Releída desde esta perspectiva, la propuesta de Hernández es más que un diseño instrumental: es una pedagogía de la cooperación. Enseña que la innovación florece cuando el riesgo se distribuye socialmente y el conocimiento se reconoce como bien común. Así, la inversión pública deja de ser subsidio y se convierte en capital de confianza; la inversión privada deja de ser oportunismo y se vuelve corresponsabilidad.
En términos apreciativos, la economía del conocimiento no consiste en corregir déficits, sino en cultivar vínculos generativos. Los países que logran altos niveles de inversión en I+D no solo disponen de recursos financieros, sino de una cultura que celebra el aprendizaje compartido y la reciprocidad.
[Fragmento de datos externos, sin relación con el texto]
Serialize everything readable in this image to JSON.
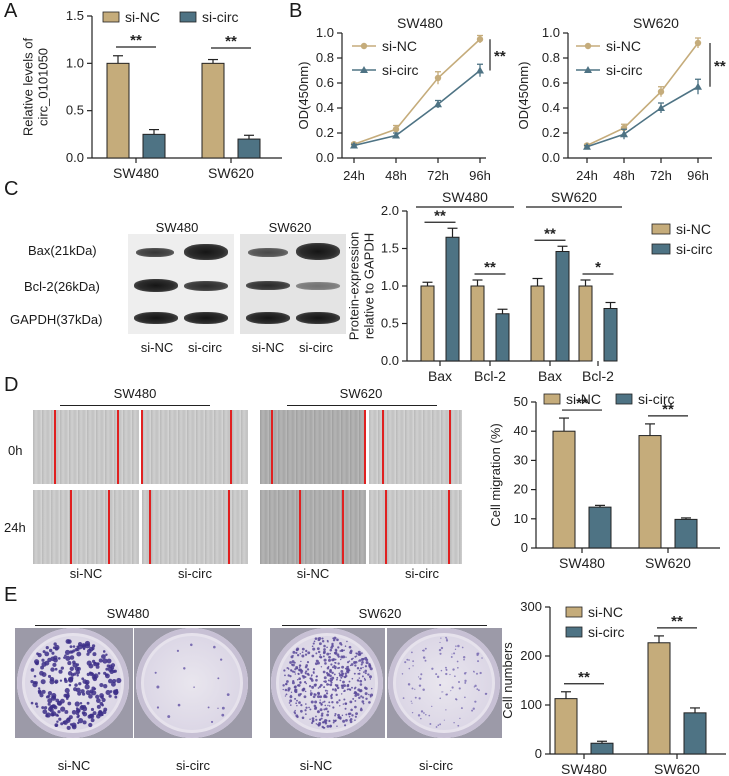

El verdadero reto para América Latina no es alcanzar los porcentajes de Israel o Corea, sino aprender a conversar entre sus propios actores. La innovación requiere esperanza organizada: la convicción de que el futuro se construye cuando el Estado, la empresa y la universidad se reconocen mutuamente como co-creadores.
Como concluye Varona (2019), “una organización florece en la medida en que se atreve a conversar con su mejor posibilidad” (p. 71). Invertir en ciencia y tecnología es, en última instancia, invertir en esa conversación: la del país consigo mismo.